Honestly I have little idea. In theory you should fair better with Linux,
but I think it depends on the kinds of processes you run how much better it
is and how much ram you have. One advantage that Linux has over windows
(which is an advantage when running 32-bit Linux even, but more of an
advantage I think when you are running 64-bit Linux) is that you can
allocate more shared memory so processes that benefit on a lot of shared
memory should benefit (basically processes where you are using more or less
the same data in different ways can live in RAM. Windows is limited not
just for the 32-bit but also the 64-bit and I think this is just a
fundamental flaw in PostgreSQL on windows.
So generally speaking on windows I can't boost my shared memory more than
say I think about 700 - 1GB without running into crashing issues.
As far as work mem and so forth is concerned, on 32-bit windows you can have
as much as 4GB per postgres process (and more with 64-bit windows) , but of
course if you are running
Linux and 64-bit at that you can go up way more.
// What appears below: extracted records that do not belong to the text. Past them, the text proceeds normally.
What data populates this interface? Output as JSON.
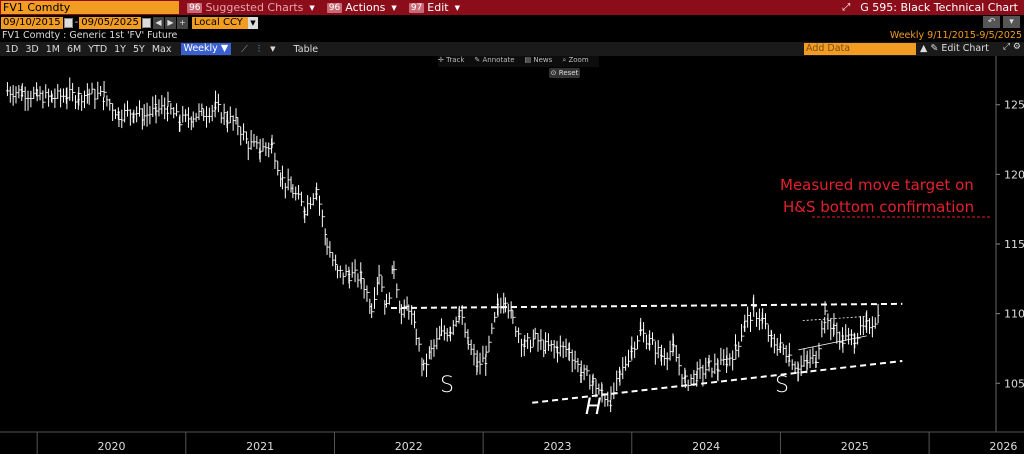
{
  "top_bar": {
    "ticker": "FV1 Comdty",
    "suggested_num": "96",
    "suggested_label": "Suggested Charts",
    "actions_num": "96",
    "actions_label": "Actions",
    "edit_num": "97",
    "edit_label": "Edit",
    "chart_title": "G 595: Black Technical Chart"
  },
  "date_bar": {
    "start_date": "09/10/2015",
    "end_date": "09/05/2025",
    "currency": "Local CCY"
  },
  "security_line": {
    "description": "FV1 Comdty : Generic 1st 'FV' Future",
    "range": "Weekly   9/11/2015-9/5/2025"
  },
  "period_bar": {
    "periods": [
      "1D",
      "3D",
      "1M",
      "6M",
      "YTD",
      "1Y",
      "5Y",
      "Max"
    ],
    "frequency": "Weekly",
    "table": "Table",
    "add_data_placeholder": "Add Data",
    "edit_chart": "Edit Chart"
  },
  "chart_toolbar": {
    "track": "Track",
    "annotate": "Annotate",
    "news": "News",
    "zoom": "Zoom",
    "reset": "Reset"
  },
  "chart_data": {
    "type": "line",
    "title": "",
    "xlabel": "",
    "ylabel": "",
    "x_ticks": [
      "2020",
      "2021",
      "2022",
      "2023",
      "2024",
      "2025",
      "2026"
    ],
    "y_ticks": [
      105,
      110,
      115,
      120,
      125
    ],
    "ylim": [
      101.5,
      128.5
    ],
    "xlim": [
      2019.75,
      2026.45
    ],
    "grid": false,
    "series": [
      {
        "name": "",
        "color": "#ffffff",
        "x": [
          2019.8,
          2019.9,
          2020.0,
          2020.1,
          2020.2,
          2020.28,
          2020.35,
          2020.45,
          2020.55,
          2020.65,
          2020.72,
          2020.8,
          2020.88,
          2020.96,
          2021.05,
          2021.12,
          2021.2,
          2021.28,
          2021.35,
          2021.42,
          2021.5,
          2021.58,
          2021.65,
          2021.72,
          2021.8,
          2021.88,
          2021.95,
          2022.02,
          2022.1,
          2022.18,
          2022.25,
          2022.3,
          2022.35,
          2022.4,
          2022.45,
          2022.5,
          2022.55,
          2022.6,
          2022.65,
          2022.72,
          2022.78,
          2022.84,
          2022.9,
          2022.96,
          2023.02,
          2023.1,
          2023.15,
          2023.2,
          2023.28,
          2023.35,
          2023.42,
          2023.5,
          2023.58,
          2023.66,
          2023.74,
          2023.8,
          2023.86,
          2023.92,
          2024.0,
          2024.06,
          2024.12,
          2024.2,
          2024.28,
          2024.36,
          2024.44,
          2024.52,
          2024.58,
          2024.64,
          2024.7,
          2024.76,
          2024.82,
          2024.88,
          2024.94,
          2025.0,
          2025.06,
          2025.12,
          2025.18,
          2025.24,
          2025.3,
          2025.36,
          2025.42,
          2025.5,
          2025.58,
          2025.66
        ],
        "y": [
          126.0,
          125.9,
          125.6,
          125.5,
          125.7,
          125.6,
          125.8,
          125.6,
          124.3,
          124.5,
          124.2,
          124.6,
          124.8,
          123.8,
          124.2,
          124.4,
          124.8,
          124.0,
          123.6,
          122.2,
          121.8,
          122.1,
          119.6,
          118.8,
          117.5,
          119.0,
          115.0,
          112.9,
          112.8,
          112.6,
          110.5,
          113.0,
          110.4,
          113.4,
          109.9,
          110.5,
          108.5,
          106.0,
          107.3,
          108.5,
          108.9,
          110.2,
          107.8,
          106.3,
          106.8,
          110.5,
          111.2,
          109.5,
          107.7,
          108.2,
          107.6,
          107.5,
          107.4,
          105.8,
          105.1,
          104.2,
          103.8,
          105.5,
          107.5,
          108.7,
          108.0,
          107.0,
          107.4,
          105.1,
          105.6,
          106.2,
          106.1,
          106.7,
          107.4,
          109.3,
          110.2,
          109.5,
          108.0,
          107.6,
          107.0,
          106.0,
          106.5,
          106.9,
          109.8,
          108.9,
          108.1,
          108.3,
          109.1,
          109.8
        ]
      }
    ],
    "annotations": {
      "neckline_label": "",
      "left_shoulder": "S",
      "head": "H",
      "right_shoulder": "S",
      "target_line1": "Measured move target on",
      "target_line2": "H&S bottom confirmation",
      "neckline": {
        "x": [
          2022.38,
          2025.82
        ],
        "y": [
          110.4,
          110.7
        ]
      },
      "trendline": {
        "x": [
          2023.33,
          2025.82
        ],
        "y": [
          103.6,
          106.6
        ]
      },
      "wedge_top": {
        "x": [
          2025.15,
          2025.58
        ],
        "y": [
          109.5,
          109.8
        ]
      },
      "wedge_bottom": {
        "x": [
          2025.12,
          2025.58
        ],
        "y": [
          107.4,
          108.4
        ]
      }
    },
    "line_color": "#ffffff",
    "annotation_color": "#e3212c"
  }
}
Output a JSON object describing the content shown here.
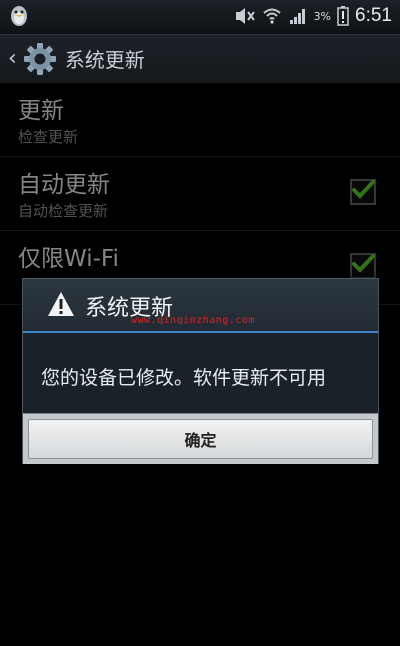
{
  "status_bar": {
    "battery_percent": "3%",
    "time": "6:51"
  },
  "action_bar": {
    "title": "系统更新"
  },
  "settings": [
    {
      "title": "更新",
      "subtitle": "检查更新",
      "has_checkbox": false
    },
    {
      "title": "自动更新",
      "subtitle": "自动检查更新",
      "checked": true
    },
    {
      "title": "仅限Wi-Fi",
      "subtitle": "",
      "checked": true
    }
  ],
  "dialog": {
    "title": "系统更新",
    "watermark": "www.qinqinzhang.com",
    "message": "您的设备已修改。软件更新不可用",
    "ok_label": "确定"
  },
  "colors": {
    "accent_blue": "#3d86c6",
    "check_green": "#5fd12a",
    "warning_red": "#e02020"
  }
}
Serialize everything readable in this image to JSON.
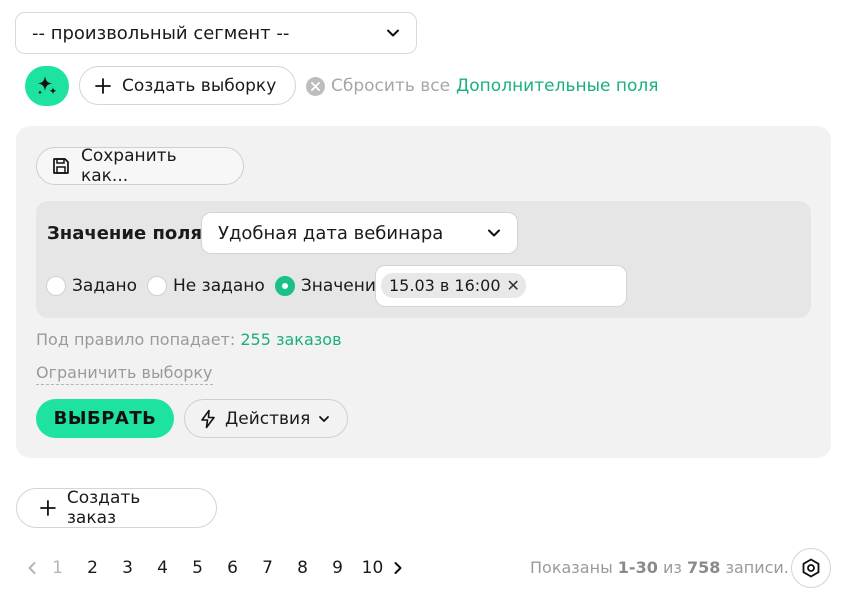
{
  "segment": {
    "value": "-- произвольный сегмент --"
  },
  "toolbar": {
    "create_sample": "Создать выборку",
    "reset_all": "Сбросить все",
    "extra_fields": "Дополнительные поля"
  },
  "rule": {
    "save_as": "Сохранить как...",
    "field_label": "Значение поля",
    "field_value": "Удобная дата вебинара",
    "radios": [
      "Задано",
      "Не задано",
      "Значение"
    ],
    "selected_radio": "Значение",
    "chip": "15.03 в 16:00",
    "chip_remove": "✕",
    "match_prefix": "Под правило попадает:",
    "match_count": "255 заказов",
    "limit": "Ограничить выборку",
    "select": "ВЫБРАТЬ",
    "actions": "Действия"
  },
  "create_order": "Создать заказ",
  "pagination": {
    "pages": [
      "1",
      "2",
      "3",
      "4",
      "5",
      "6",
      "7",
      "8",
      "9",
      "10"
    ],
    "current": "1"
  },
  "records": {
    "prefix": "Показаны",
    "range": "1-30",
    "middle": "из",
    "total": "758",
    "suffix": "записи."
  },
  "colors": {
    "accent": "#1ee3a0",
    "link": "#19b07d",
    "panel": "#f2f2f2"
  },
  "icons": [
    "chevron-down-icon",
    "sparkle-icon",
    "plus-icon",
    "close-circle-icon",
    "floppy-icon",
    "lightning-icon",
    "chevron-left-icon",
    "chevron-right-icon",
    "settings-hex-icon"
  ]
}
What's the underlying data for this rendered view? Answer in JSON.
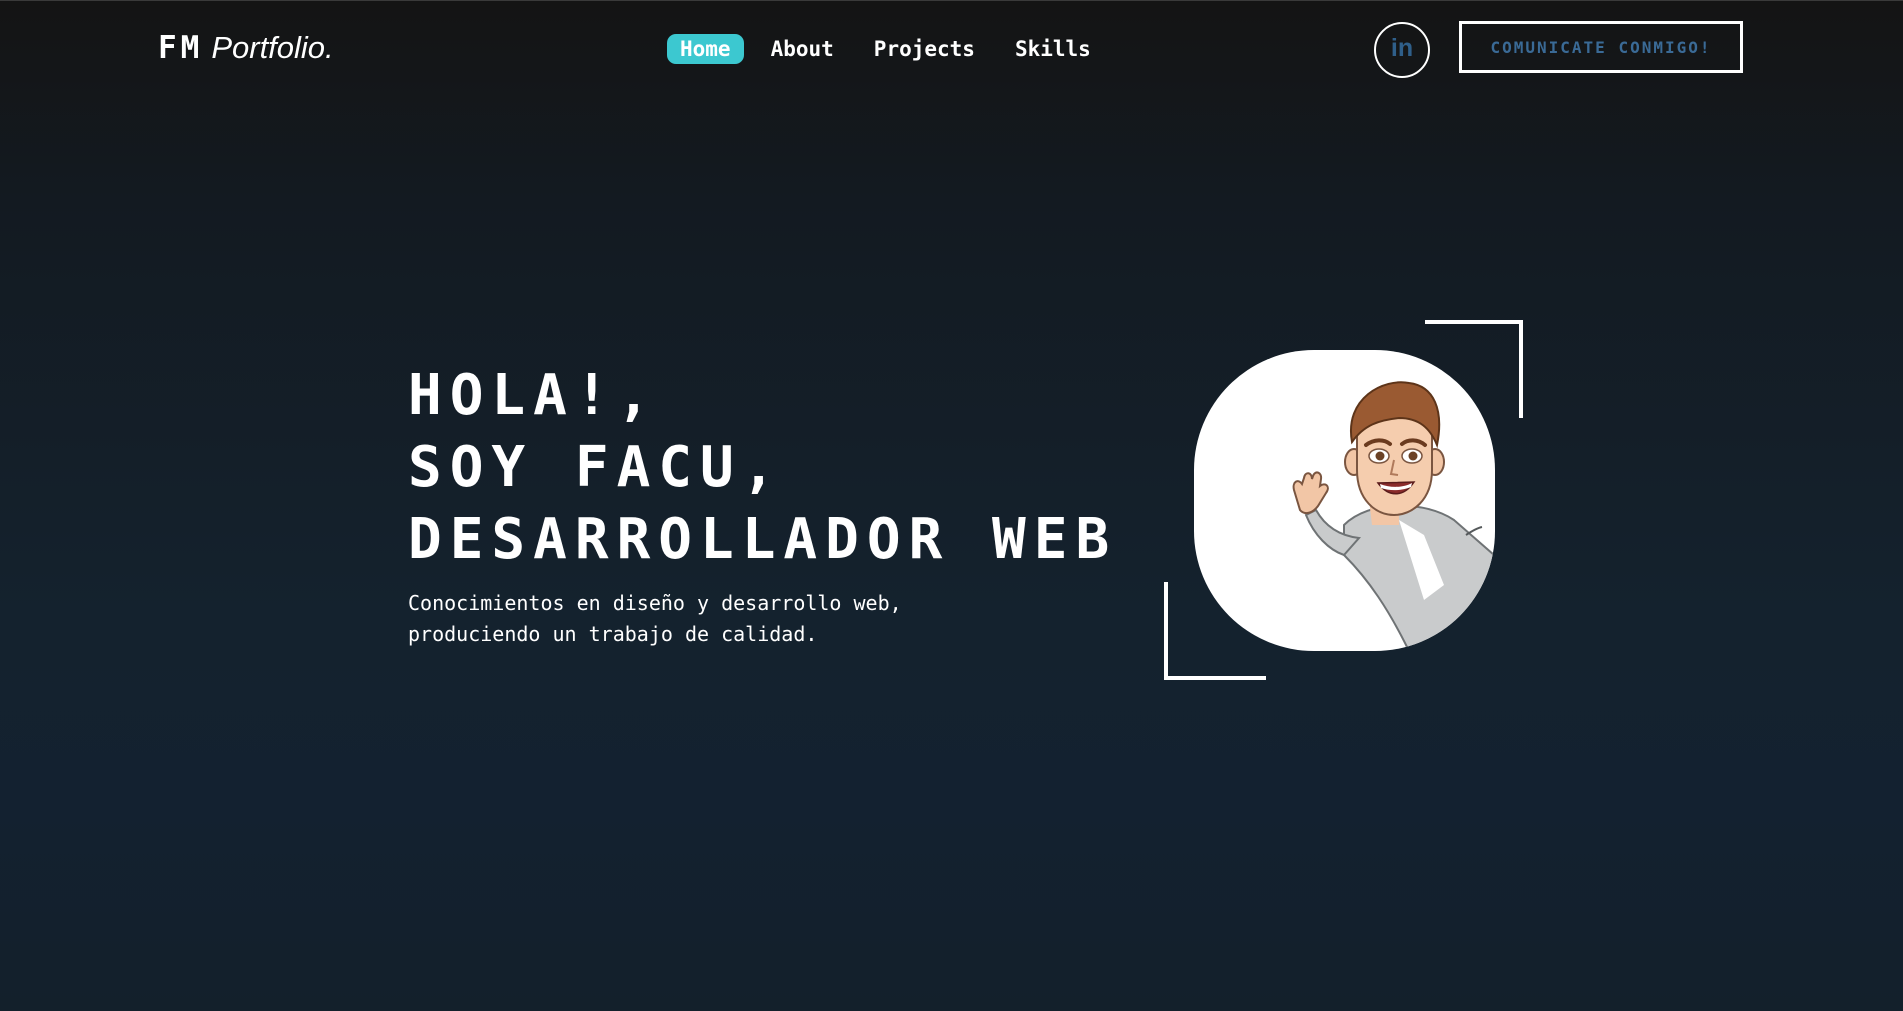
{
  "header": {
    "logo_mark": "FM",
    "logo_text": "Portfolio.",
    "nav": [
      {
        "label": "Home",
        "active": true
      },
      {
        "label": "About",
        "active": false
      },
      {
        "label": "Projects",
        "active": false
      },
      {
        "label": "Skills",
        "active": false
      }
    ],
    "linkedin_icon": "linkedin-icon",
    "linkedin_glyph": "in",
    "contact_label": "COMUNICATE CONMIGO!"
  },
  "hero": {
    "title_lines": [
      "HOLA!,",
      "SOY FACU,",
      "DESARROLLADOR WEB"
    ],
    "description": "Conocimientos en diseño y desarrollo web, produciendo un trabajo de calidad.",
    "avatar_icon": "waving-character-avatar"
  },
  "colors": {
    "accent": "#3cc8d0",
    "button_text": "#3a6a96",
    "background_top": "#141414",
    "background_bottom": "#13202b"
  }
}
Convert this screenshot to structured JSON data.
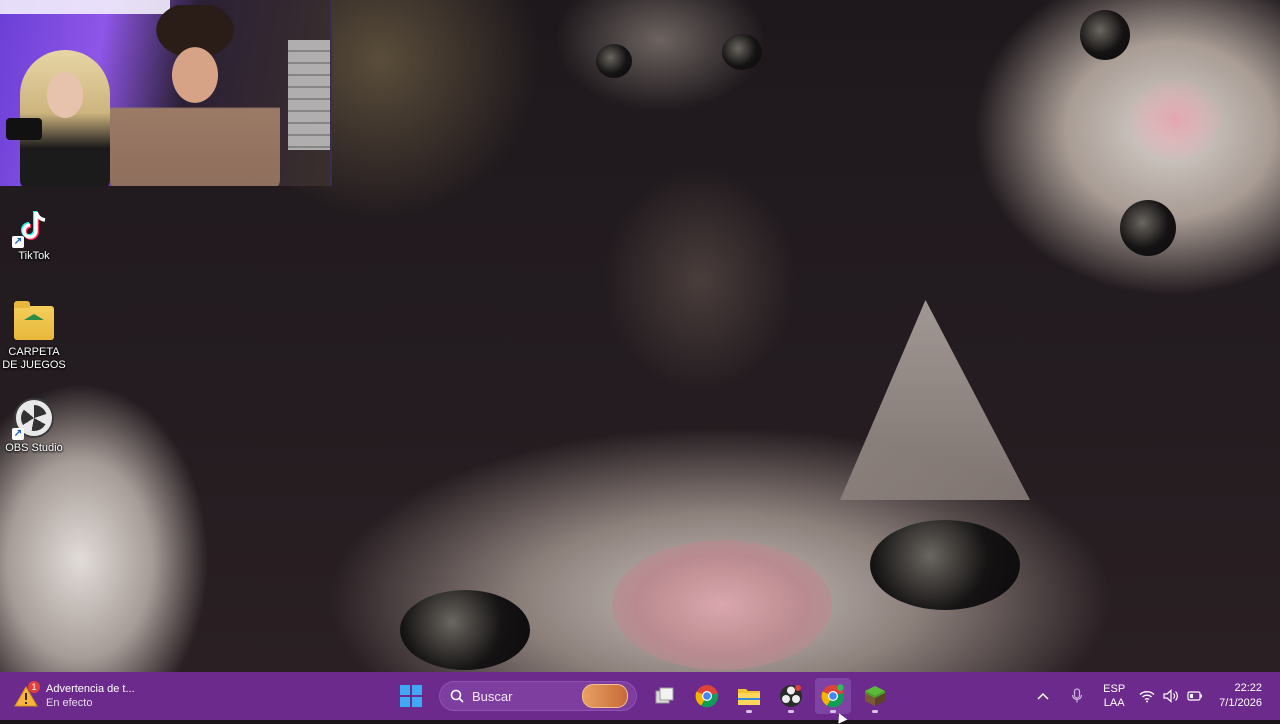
{
  "desktop": {
    "icons": [
      {
        "label": "TikTok",
        "icon": "tiktok-icon"
      },
      {
        "label": "CARPETA DE JUEGOS",
        "icon": "folder-icon"
      },
      {
        "label": "OBS Studio",
        "icon": "obs-icon"
      }
    ]
  },
  "taskbar": {
    "notification": {
      "title": "Advertencia de t...",
      "subtitle": "En efecto",
      "badge": "1"
    },
    "search_placeholder": "Buscar",
    "apps": [
      {
        "name": "start-button",
        "icon": "windows-icon"
      },
      {
        "name": "task-view-button",
        "icon": "task-view-icon"
      },
      {
        "name": "chrome-button",
        "icon": "chrome-icon"
      },
      {
        "name": "file-explorer-button",
        "icon": "folder-icon"
      },
      {
        "name": "obs-button",
        "icon": "obs-icon"
      },
      {
        "name": "chrome-profile-button",
        "icon": "chrome-icon"
      },
      {
        "name": "minecraft-button",
        "icon": "grass-block-icon"
      }
    ],
    "tray": {
      "language": "ESP",
      "layout": "LAA",
      "time": "22:22",
      "date": "7/1/2026"
    }
  },
  "colors": {
    "taskbar": "#6b2a8c",
    "webcam_light": "#8f56e8"
  }
}
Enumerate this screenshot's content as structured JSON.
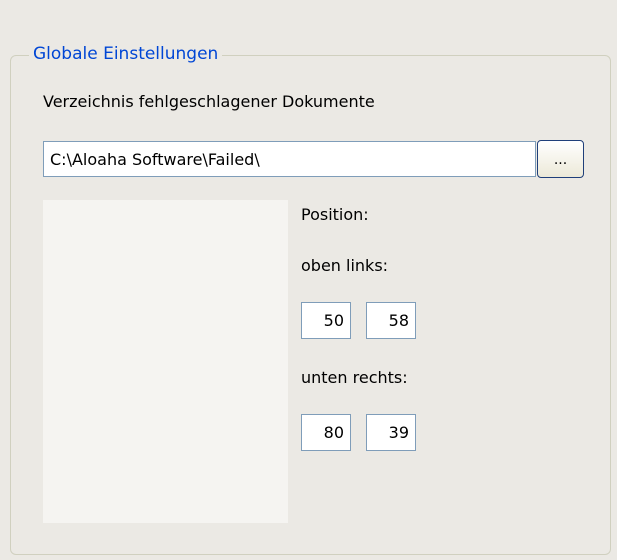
{
  "group": {
    "title": "Globale Einstellungen"
  },
  "failed_docs": {
    "label": "Verzeichnis fehlgeschlagener Dokumente",
    "path_value": "C:\\Aloaha Software\\Failed\\",
    "browse_label": "..."
  },
  "position": {
    "label": "Position:",
    "top_left_label": "oben links:",
    "top_left_x": "50",
    "top_left_y": "58",
    "bottom_right_label": "unten rechts:",
    "bottom_right_x": "80",
    "bottom_right_y": "39"
  },
  "colors": {
    "background": "#ebe9e4",
    "group_title": "#0046d5",
    "field_border": "#7f9db9",
    "preview_background": "#f5f4f1"
  }
}
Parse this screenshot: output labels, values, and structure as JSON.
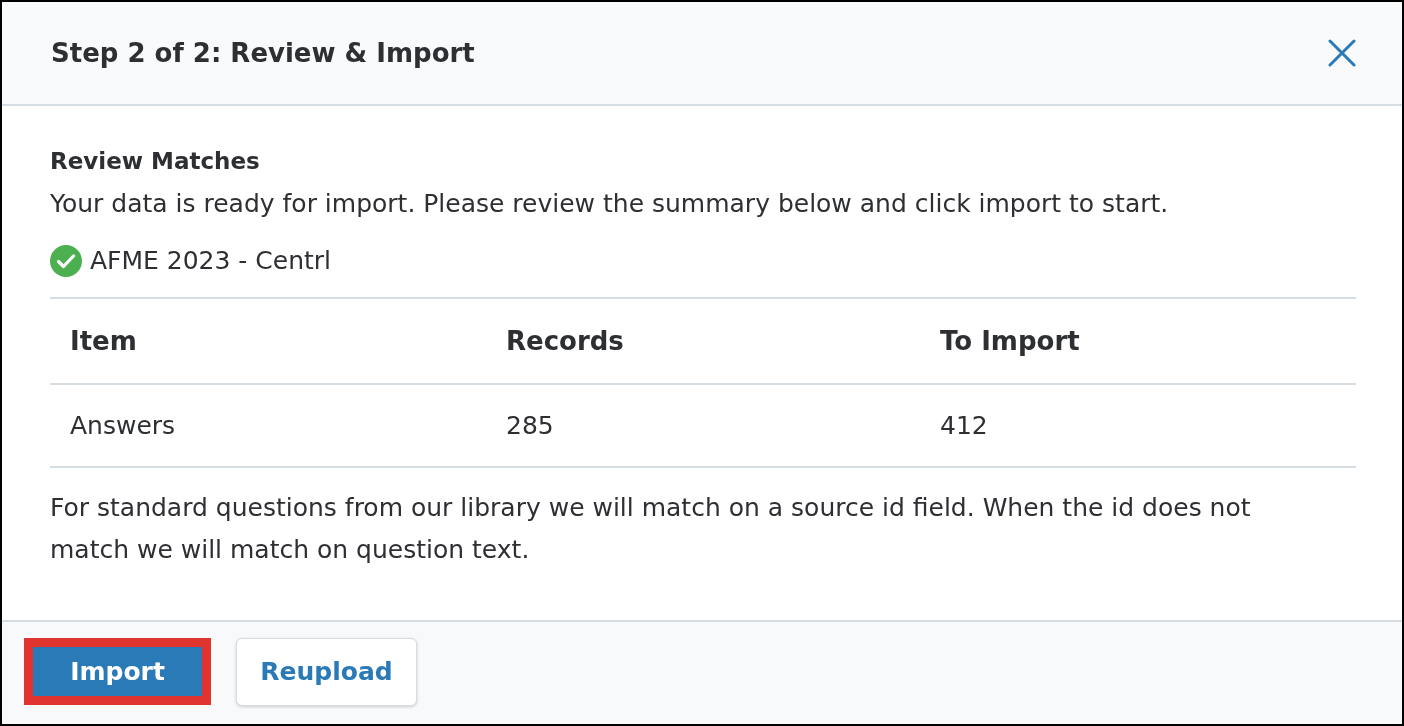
{
  "dialog": {
    "title": "Step 2 of 2: Review & Import"
  },
  "section": {
    "heading": "Review Matches",
    "description": "Your data is ready for import. Please review the summary below and click import to start."
  },
  "source": {
    "name": "AFME 2023 - Centrl"
  },
  "table": {
    "columns": [
      "Item",
      "Records",
      "To Import"
    ],
    "rows": [
      [
        "Answers",
        "285",
        "412"
      ]
    ]
  },
  "note": "For standard questions from our library we will match on a source id field. When the id does not match we will match on question text.",
  "buttons": [
    {
      "label": "Import",
      "kind": "primary",
      "highlighted": true
    },
    {
      "label": "Reupload",
      "kind": "secondary",
      "highlighted": false
    }
  ]
}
I'm sure Linux folks will shoot me for saying this and chew me out, but I
haven't really noticed much of a difference running my processes on 64-bit
Linux vs. 32-bit window,
but then again my processes are probably different from other peoples and I
don't have a 32G ram Linux to take advantage of the massive more shared
memory I can allocate.
So on the low end (say 4-8GB ram range I suspect there isn't much of a
difference, but when you get higher to the 32GB/64GB range, you would
probably do a lot better with Linux.
32 bit Windows is actually limited to 2 GB processes, or 3 GB if you start
Windows with a special */3GB* option.